3.2. Modes de déplacements, contraintes d’accès aux activités, biens et services

Au-delà des éléments précédemment évoqués, les évolutions des modes de vie et des modes de fonctionnement des individus influencent également l’organisation des transports et, plus globalement, la transformation et l’organisation urbaine, aussi bien au niveau des activités que des lieux de résidence. L’ensemble de ces changements peut être à l’origine d’inégalités d’accès aux activités entre les individus en ce sens qu’une partie de la population devient de plus en plus « nomade » et à l’opposé, une autre partie de la population se sédentarise sous contrainte : « Pour certains, la mobilité devient un mode de vie. Mais pour d'autres, elle est vécue comme une contrainte, à l'origine d'appréhension ou de stress, et cela d'autant plus lorsqu'ils ne disposent pas de voiture particulière et que l'offre de transport public est inadaptée. Les écarts entre les populations risquent de s'accroître et les inégalités de se renforcer, l'immobilité ou la « mobilité réduite » devenant un facteur d'exclusion accru » [Bailly et al, 2001, p.47]. Si la mobilité est vécue comme une contrainte par certains individus, l’accès au mode de déplacements conditionne cette contrainte : avoir une voiture particulière ou être correctement desservi par les transports collectifs permet d’être moins assigné à son territoire résidentiel. En conséquence, les individus peuvent se déplacer plus aisément pour atteindre les activités dont ils ont besoin. Dès lors que les choix de mobilité sont restreints ou contraints, les individus sont non seulement sédentarisés, mais aussi tributaires des activités présentes sur leur territoire. Et ce, même si ces activités ne répondent pas nécessairement à leurs attentes.
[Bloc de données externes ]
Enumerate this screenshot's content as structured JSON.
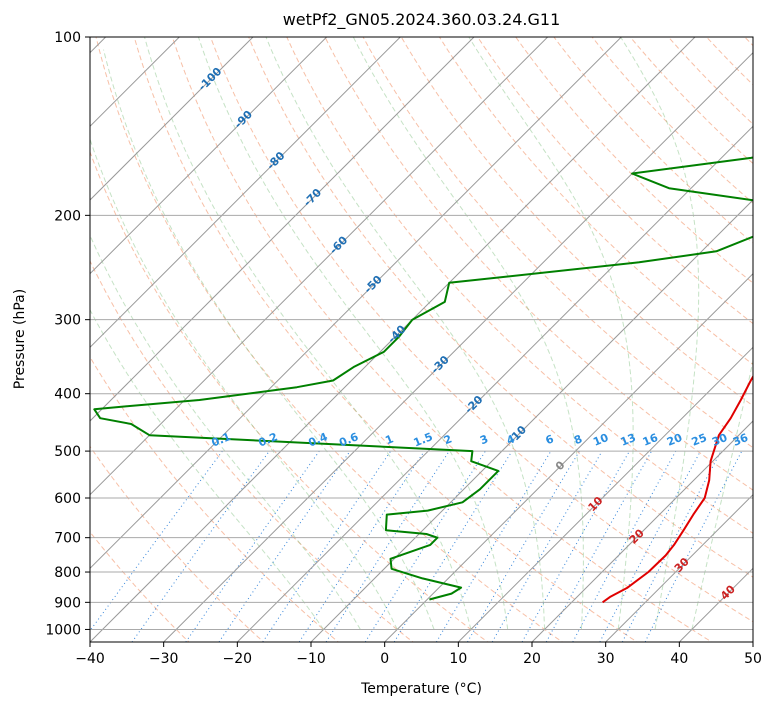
{
  "chart_data": {
    "type": "line",
    "subtype": "skew-t log-p diagram",
    "title": "wetPf2_GN05.2024.360.03.24.G11",
    "xlabel": "Temperature (°C)",
    "ylabel": "Pressure (hPa)",
    "xlim": [
      -40,
      50
    ],
    "ylim": [
      1050,
      100
    ],
    "y_scale": "log",
    "grid": true,
    "x_ticks": [
      -40,
      -30,
      -20,
      -10,
      0,
      10,
      20,
      30,
      40,
      50
    ],
    "y_ticks": [
      100,
      200,
      300,
      400,
      500,
      600,
      700,
      800,
      900,
      1000
    ],
    "series": [
      {
        "color": "#e00000",
        "x": [
          24.2,
          24.5,
          25.6,
          26.3,
          26.4,
          26.1,
          25.4,
          24.6,
          23.9,
          22.1,
          19.7,
          17.3,
          16.6,
          15.5,
          14.2,
          12.6,
          11.0,
          9.3,
          8.0,
          6.1,
          4.2,
          3.3,
          4.0,
          4.2,
          4.9,
          5.5,
          4.6,
          4.4,
          4.5
        ],
        "y": [
          900,
          880,
          850,
          800,
          750,
          720,
          680,
          640,
          600,
          560,
          520,
          470,
          440,
          410,
          380,
          340,
          300,
          260,
          240,
          220,
          200,
          180,
          170,
          150,
          140,
          130,
          120,
          110,
          100
        ]
      },
      {
        "color": "#008000",
        "x": [
          0.3,
          2.5,
          3.0,
          -3.5,
          -9.0,
          -10.5,
          -7.0,
          -7.0,
          -9.0,
          -15.0,
          -17.0,
          -12.0,
          -8.4,
          -7.8,
          -7.8,
          -12.8,
          -14.0,
          -60.0,
          -64.0,
          -69.0,
          -71.0,
          -67.0,
          -58.0,
          -46.5,
          -42.5,
          -41.5,
          -39.5,
          -39.5,
          -40.0,
          -38.0,
          -40.0,
          -17.0,
          -8.0,
          -3.2,
          -3.8,
          -8.0,
          -23.0,
          -30.0,
          -16.0,
          -6.3,
          -5.6,
          -8.0,
          -12.9,
          -8.3,
          -12.9,
          -6.0,
          -6.0,
          -8.0,
          -12.8,
          -6.7,
          -5.2,
          -6.3,
          -7.6,
          -9.7,
          -9.7,
          -9.8,
          -7.4,
          -5.0,
          -2.5,
          0.0
        ],
        "y": [
          890,
          870,
          850,
          820,
          790,
          760,
          720,
          700,
          690,
          680,
          640,
          630,
          610,
          580,
          540,
          520,
          500,
          470,
          450,
          440,
          425,
          420,
          410,
          390,
          380,
          360,
          340,
          320,
          300,
          280,
          260,
          240,
          230,
          210,
          200,
          190,
          180,
          170,
          160,
          150,
          140,
          130,
          125,
          120,
          115,
          110,
          106,
          103,
          102,
          101,
          100.5,
          100,
          100,
          100,
          100,
          100,
          100,
          100,
          100,
          100
        ]
      }
    ],
    "isotherm_labels": [
      "-100",
      "-90",
      "-80",
      "-70",
      "-60",
      "-50",
      "-40",
      "-30",
      "-20",
      "-10",
      "0",
      "10",
      "20",
      "30",
      "40"
    ],
    "mixing_ratio_labels": [
      "0.1",
      "0.2",
      "0.4",
      "0.6",
      "1",
      "1.5",
      "2",
      "3",
      "4",
      "6",
      "8",
      "10",
      "13",
      "16",
      "20",
      "25",
      "30",
      "36"
    ]
  }
}
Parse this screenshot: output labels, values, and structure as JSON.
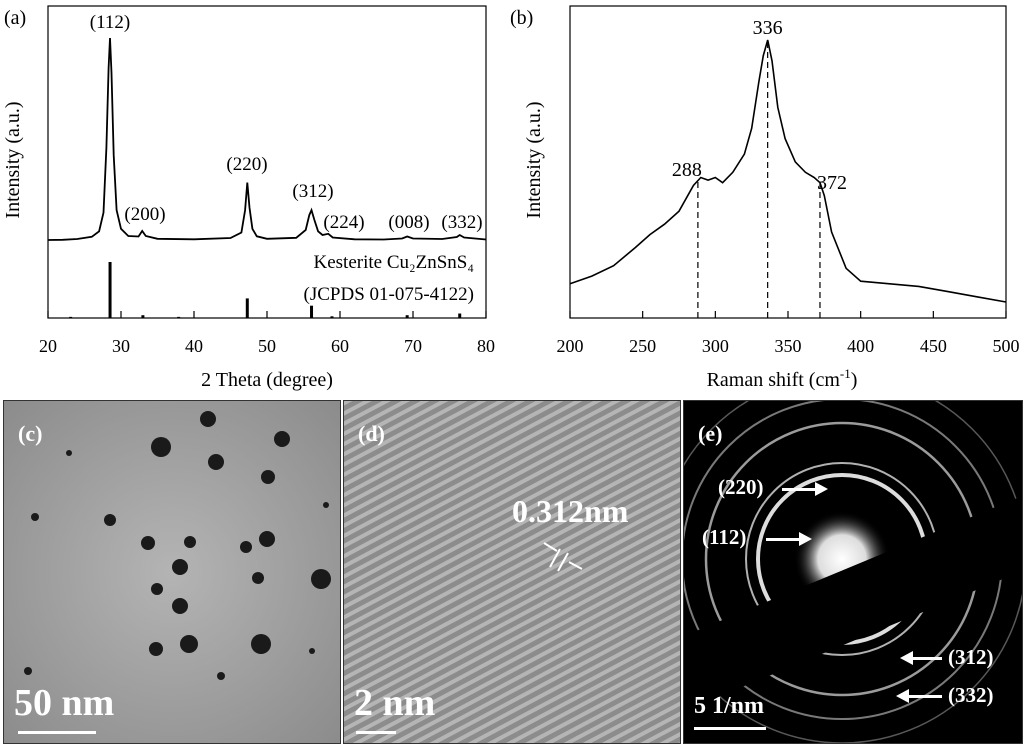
{
  "chart_data": [
    {
      "type": "line",
      "panel_label": "(a)",
      "xlabel": "2 Theta (degree)",
      "ylabel": "Intensity (a.u.)",
      "xlim": [
        20,
        80
      ],
      "xticks": [
        "20",
        "30",
        "40",
        "50",
        "60",
        "70",
        "80"
      ],
      "series": [
        {
          "x": [
            20,
            22,
            24,
            26,
            27,
            27.6,
            28.0,
            28.3,
            28.5,
            28.7,
            29.0,
            29.4,
            30,
            31,
            32.4,
            32.9,
            33.4,
            35,
            40,
            45,
            46.5,
            47.0,
            47.3,
            47.6,
            48.0,
            48.6,
            50,
            54,
            55.3,
            55.8,
            56.1,
            56.5,
            57.0,
            57.6,
            58.4,
            59,
            62,
            66,
            68.5,
            69.2,
            70,
            74,
            76.0,
            76.4,
            77,
            80
          ],
          "y": [
            1.0,
            1.1,
            1.4,
            2.3,
            4.5,
            12,
            38,
            70,
            82,
            68,
            35,
            13,
            5.5,
            2.6,
            2.4,
            4.6,
            2.6,
            1.5,
            1.3,
            1.8,
            4,
            13,
            24,
            14,
            5.5,
            2.5,
            1.5,
            1.9,
            5,
            11,
            13,
            9,
            4.5,
            3,
            3.5,
            2,
            1.3,
            1.2,
            1.6,
            2.4,
            1.6,
            1.4,
            2.2,
            3,
            2,
            1.2
          ]
        }
      ],
      "peak_labels": [
        {
          "text": "(112)",
          "x": 28.5
        },
        {
          "text": "(200)",
          "x": 33.0
        },
        {
          "text": "(220)",
          "x": 47.3
        },
        {
          "text": "(312)",
          "x": 56.1
        },
        {
          "text": "(224)",
          "x": 58.5
        },
        {
          "text": "(008)",
          "x": 69.2
        },
        {
          "text": "(332)",
          "x": 76.4
        }
      ],
      "reference": {
        "name": "Kesterite Cu₂ZnSnS₄",
        "card": "(JCPDS 01-075-4122)",
        "lines": [
          {
            "x": 28.5,
            "h": 100
          },
          {
            "x": 33.0,
            "h": 5
          },
          {
            "x": 47.3,
            "h": 35
          },
          {
            "x": 56.1,
            "h": 22
          },
          {
            "x": 58.9,
            "h": 3
          },
          {
            "x": 69.2,
            "h": 5
          },
          {
            "x": 76.4,
            "h": 8
          },
          {
            "x": 23.1,
            "h": 2
          },
          {
            "x": 37.9,
            "h": 2
          }
        ]
      }
    },
    {
      "type": "line",
      "panel_label": "(b)",
      "xlabel": "Raman shift (cm",
      "xlabel_sup": "-1",
      "xlabel_end": ")",
      "ylabel": "Intensity (a.u.)",
      "xlim": [
        200,
        500
      ],
      "xticks": [
        "200",
        "250",
        "300",
        "350",
        "400",
        "450",
        "500"
      ],
      "series": [
        {
          "x": [
            200,
            215,
            230,
            245,
            255,
            265,
            275,
            285,
            290,
            295,
            300,
            305,
            312,
            320,
            325,
            330,
            333,
            336,
            339,
            343,
            348,
            355,
            362,
            368,
            372,
            375,
            380,
            390,
            400,
            420,
            440,
            460,
            480,
            500
          ],
          "y": [
            8,
            11,
            15,
            22,
            27,
            31,
            36,
            46,
            49,
            48,
            49,
            47,
            51,
            58,
            68,
            86,
            96,
            102,
            94,
            76,
            64,
            55,
            51,
            49,
            47,
            42,
            28,
            14,
            9,
            8,
            7,
            5,
            3,
            1
          ]
        }
      ],
      "peaks": [
        {
          "text": "288",
          "x": 288
        },
        {
          "text": "336",
          "x": 336
        },
        {
          "text": "372",
          "x": 372
        }
      ]
    }
  ],
  "panels": {
    "c": {
      "label": "(c)",
      "scale": "50 nm"
    },
    "d": {
      "label": "(d)",
      "scale": "2 nm",
      "spacing": "0.312nm"
    },
    "e": {
      "label": "(e)",
      "scale": "5 1/nm",
      "rings": [
        "(220)",
        "(112)",
        "(312)",
        "(332)"
      ]
    }
  },
  "colors": {
    "line": "#000000",
    "annotation": "#ffffff"
  }
}
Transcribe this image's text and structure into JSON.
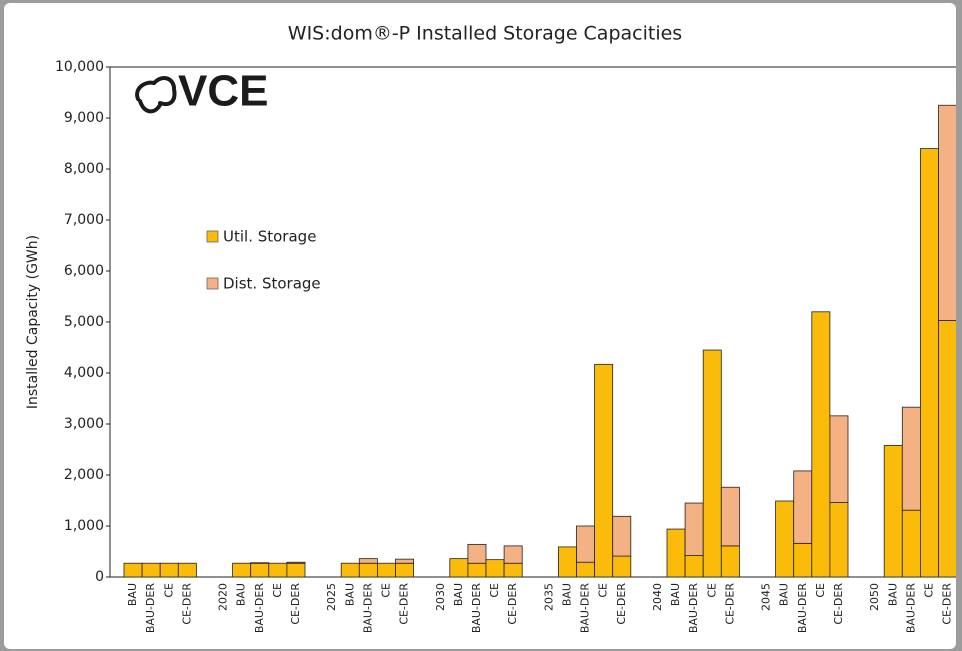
{
  "chart_data": {
    "type": "stacked-bar",
    "title": "WIS:dom®-P Installed Storage Capacities",
    "logo": "VCE",
    "y_label": "Installed Capacity (GWh)",
    "categories": [
      "BAU",
      "BAU-DER",
      "CE",
      "CE-DER",
      null,
      "2020",
      "BAU",
      "BAU-DER",
      "CE",
      "CE-DER",
      null,
      "2025",
      "BAU",
      "BAU-DER",
      "CE",
      "CE-DER",
      null,
      "2030",
      "BAU",
      "BAU-DER",
      "CE",
      "CE-DER",
      null,
      "2035",
      "BAU",
      "BAU-DER",
      "CE",
      "CE-DER",
      null,
      "2040",
      "BAU",
      "BAU-DER",
      "CE",
      "CE-DER",
      null,
      "2045",
      "BAU",
      "BAU-DER",
      "CE",
      "CE-DER",
      null,
      "2050",
      "BAU",
      "BAU-DER",
      "CE",
      "CE-DER"
    ],
    "series": [
      {
        "name": "Util. Storage",
        "color": "#fbbb0a",
        "values": [
          270,
          270,
          270,
          270,
          null,
          null,
          270,
          270,
          270,
          270,
          null,
          null,
          270,
          270,
          270,
          270,
          null,
          null,
          360,
          270,
          340,
          270,
          null,
          null,
          590,
          290,
          4170,
          410,
          null,
          null,
          940,
          420,
          4450,
          610,
          null,
          null,
          1490,
          660,
          5200,
          1460,
          null,
          null,
          2580,
          1310,
          8400,
          5030
        ]
      },
      {
        "name": "Dist. Storage",
        "color": "#f4b183",
        "values": [
          0,
          0,
          0,
          0,
          null,
          null,
          0,
          10,
          0,
          20,
          null,
          null,
          0,
          90,
          0,
          80,
          null,
          null,
          0,
          370,
          0,
          340,
          null,
          null,
          0,
          710,
          0,
          780,
          null,
          null,
          0,
          1030,
          0,
          1150,
          null,
          null,
          0,
          1420,
          0,
          1700,
          null,
          null,
          0,
          2020,
          0,
          4220
        ]
      }
    ],
    "ylim": [
      0,
      10000
    ],
    "yticks": [
      0,
      {
        "value": 1000,
        "label": "1,000"
      },
      {
        "value": 2000,
        "label": "2,000"
      },
      {
        "value": 3000,
        "label": "3,000"
      },
      {
        "value": 4000,
        "label": "4,000"
      },
      {
        "value": 5000,
        "label": "5,000"
      },
      {
        "value": 6000,
        "label": "6,000"
      },
      {
        "value": 7000,
        "label": "7,000"
      },
      {
        "value": 8000,
        "label": "8,000"
      },
      {
        "value": 9000,
        "label": "9,000"
      },
      {
        "value": 10000,
        "label": "10,000"
      }
    ],
    "grid": false
  }
}
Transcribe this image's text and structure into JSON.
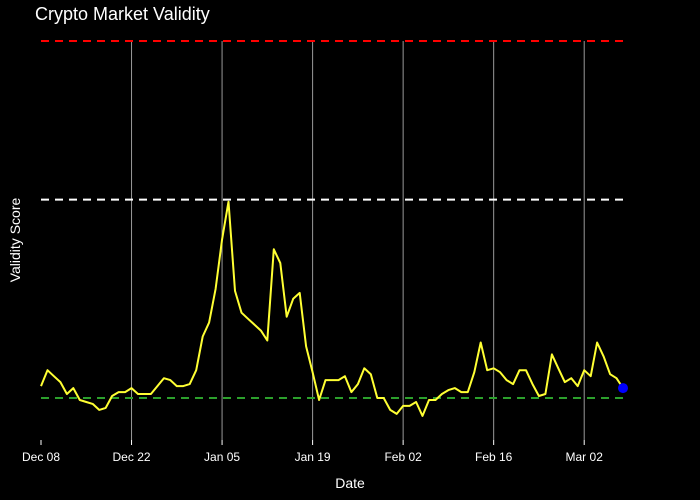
{
  "chart_data": {
    "type": "line",
    "title": "Crypto Market Validity",
    "xlabel": "Date",
    "ylabel": "Validity Score",
    "x_tick_labels": [
      "Dec 08",
      "Dec 22",
      "Jan 05",
      "Jan 19",
      "Feb 02",
      "Feb 16",
      "Mar 02"
    ],
    "x_start": "2024-12-08",
    "x_end": "2025-03-08",
    "ylim": [
      -0.2,
      1.8
    ],
    "grid": {
      "x": true,
      "y": false
    },
    "reference_lines": [
      {
        "y": 1.8,
        "color": "#ff0000",
        "style": "dashed"
      },
      {
        "y": 1.0,
        "color": "#ffffff",
        "style": "dashed"
      },
      {
        "y": 0.0,
        "color": "#2ca02c",
        "style": "dashed"
      }
    ],
    "series": [
      {
        "color": "#ffff33",
        "x": [
          "2024-12-08",
          "2024-12-09",
          "2024-12-10",
          "2024-12-11",
          "2024-12-12",
          "2024-12-13",
          "2024-12-14",
          "2024-12-15",
          "2024-12-16",
          "2024-12-17",
          "2024-12-18",
          "2024-12-19",
          "2024-12-20",
          "2024-12-21",
          "2024-12-22",
          "2024-12-23",
          "2024-12-24",
          "2024-12-25",
          "2024-12-26",
          "2024-12-27",
          "2024-12-28",
          "2024-12-29",
          "2024-12-30",
          "2024-12-31",
          "2025-01-01",
          "2025-01-02",
          "2025-01-03",
          "2025-01-04",
          "2025-01-05",
          "2025-01-06",
          "2025-01-07",
          "2025-01-08",
          "2025-01-09",
          "2025-01-10",
          "2025-01-11",
          "2025-01-12",
          "2025-01-13",
          "2025-01-14",
          "2025-01-15",
          "2025-01-16",
          "2025-01-17",
          "2025-01-18",
          "2025-01-19",
          "2025-01-20",
          "2025-01-21",
          "2025-01-22",
          "2025-01-23",
          "2025-01-24",
          "2025-01-25",
          "2025-01-26",
          "2025-01-27",
          "2025-01-28",
          "2025-01-29",
          "2025-01-30",
          "2025-01-31",
          "2025-02-01",
          "2025-02-02",
          "2025-02-03",
          "2025-02-04",
          "2025-02-05",
          "2025-02-06",
          "2025-02-07",
          "2025-02-08",
          "2025-02-09",
          "2025-02-10",
          "2025-02-11",
          "2025-02-12",
          "2025-02-13",
          "2025-02-14",
          "2025-02-15",
          "2025-02-16",
          "2025-02-17",
          "2025-02-18",
          "2025-02-19",
          "2025-02-20",
          "2025-02-21",
          "2025-02-22",
          "2025-02-23",
          "2025-02-24",
          "2025-02-25",
          "2025-02-26",
          "2025-02-27",
          "2025-02-28",
          "2025-03-01",
          "2025-03-02",
          "2025-03-03",
          "2025-03-04",
          "2025-03-05",
          "2025-03-06",
          "2025-03-07",
          "2025-03-08"
        ],
        "y": [
          0.06,
          0.14,
          0.11,
          0.08,
          0.02,
          0.05,
          -0.01,
          -0.02,
          -0.03,
          -0.06,
          -0.05,
          0.01,
          0.03,
          0.03,
          0.05,
          0.02,
          0.02,
          0.02,
          0.06,
          0.1,
          0.09,
          0.06,
          0.06,
          0.07,
          0.14,
          0.31,
          0.38,
          0.55,
          0.8,
          0.99,
          0.54,
          0.43,
          0.4,
          0.37,
          0.34,
          0.29,
          0.75,
          0.68,
          0.41,
          0.5,
          0.53,
          0.26,
          0.13,
          -0.01,
          0.09,
          0.09,
          0.09,
          0.11,
          0.03,
          0.07,
          0.15,
          0.12,
          0.0,
          0.0,
          -0.06,
          -0.08,
          -0.04,
          -0.04,
          -0.02,
          -0.09,
          -0.01,
          -0.01,
          0.02,
          0.04,
          0.05,
          0.03,
          0.03,
          0.13,
          0.28,
          0.14,
          0.15,
          0.13,
          0.09,
          0.07,
          0.14,
          0.14,
          0.07,
          0.01,
          0.02,
          0.22,
          0.15,
          0.08,
          0.1,
          0.06,
          0.14,
          0.11,
          0.28,
          0.21,
          0.12,
          0.1,
          0.05
        ]
      }
    ]
  }
}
D’après les travaux menés par G. Claisse et al. [2002] sur les inégalités de mobilité, « entre les plus aisés et les plus modestes, les modes de transports sont sensiblement différents. L’usage de la voiture particulière […] est beaucoup plus fréquent parmi les individus aisés que parmi les plus modestes ; inversement, l’utilisation des transports collectifs et de la marche à pied est relativement moins fréquente. Cela tient bien évidemment assez largement à l’inégal accès au volant des individus en fonction notamment de leur revenu » [Claisse et al, 2002, p.7]. Ces travaux montrent également que dès que les effets liés à l’accès à une voiture particulière sont supprimés, les inégalités de mobilité (en termes de distances, de vitesse, de budget-temps, de répartition modale et des motifs de déplacements) sont quasi-inexistantes. « Parmi ceux qui disposent d’un accès à la voiture particulière, les comportements en matière d’utilisation des modes de transport des plus modestes et des plus aisés sont identiques. […] Les différences de comportement sont en revanche assez sensibles parmi ceux qui n’ont pas accès à une voiture particulière » [Claisse et al, 2002, p.7].

Comme le montre l’exemple de la Figure 2 sur le quartier de Ecoin – Thibaude (Vaulx-en-Velin), l’accès à la voiture particulière permet aux individus d’étendre leur territoire accessible et de bénéficier plus aisément des activités dont ils peuvent avoir besoin. Ils ne sont pas contraints comme ceux n’ayant pas d’accès à ce mode de transports – et qui doivent se « débrouiller » autrement. En effet, le territoire accessible en au plus 40 minutes en voiture particulière est quasiment celui du Grand Lyon. Par contre, il est nettement plus limité dès que les usagers des transports collectifs. Ces derniers bénéficient, pour des temps d’accès comparables à la voiture particulière, des activités présentes sur un territoire plus restreint que ceux des individus motorisés.

Figure 2 : Accessibilité depuis le quartier Ecoin-Thibaude (Vaulx-en-Velin) à l’heure de pointe du soir en transports collectifs et en voiture particulière

Sources : D. Caubel, SIG Géoconcept©

Ce tour d’horizon sur l’évolution des modes de vie et sur les pratiques de mobilité met en évidence des inégalités de chances par rapport aux besoins des individus. Ces différents facteurs agissent de manière différenciée sur les modes de fonctionnement des individus et sur l’accès aux activités. Néanmoins, ils ne sont pas indépendants les uns des autres (par exemple, les diplômes précisent les revenus). Les inégalités de chances par rapport aux activités peuvent être identifiées par un croisement de ces différents facteurs agissant conjointement sur les capabilités de réalisation des individus.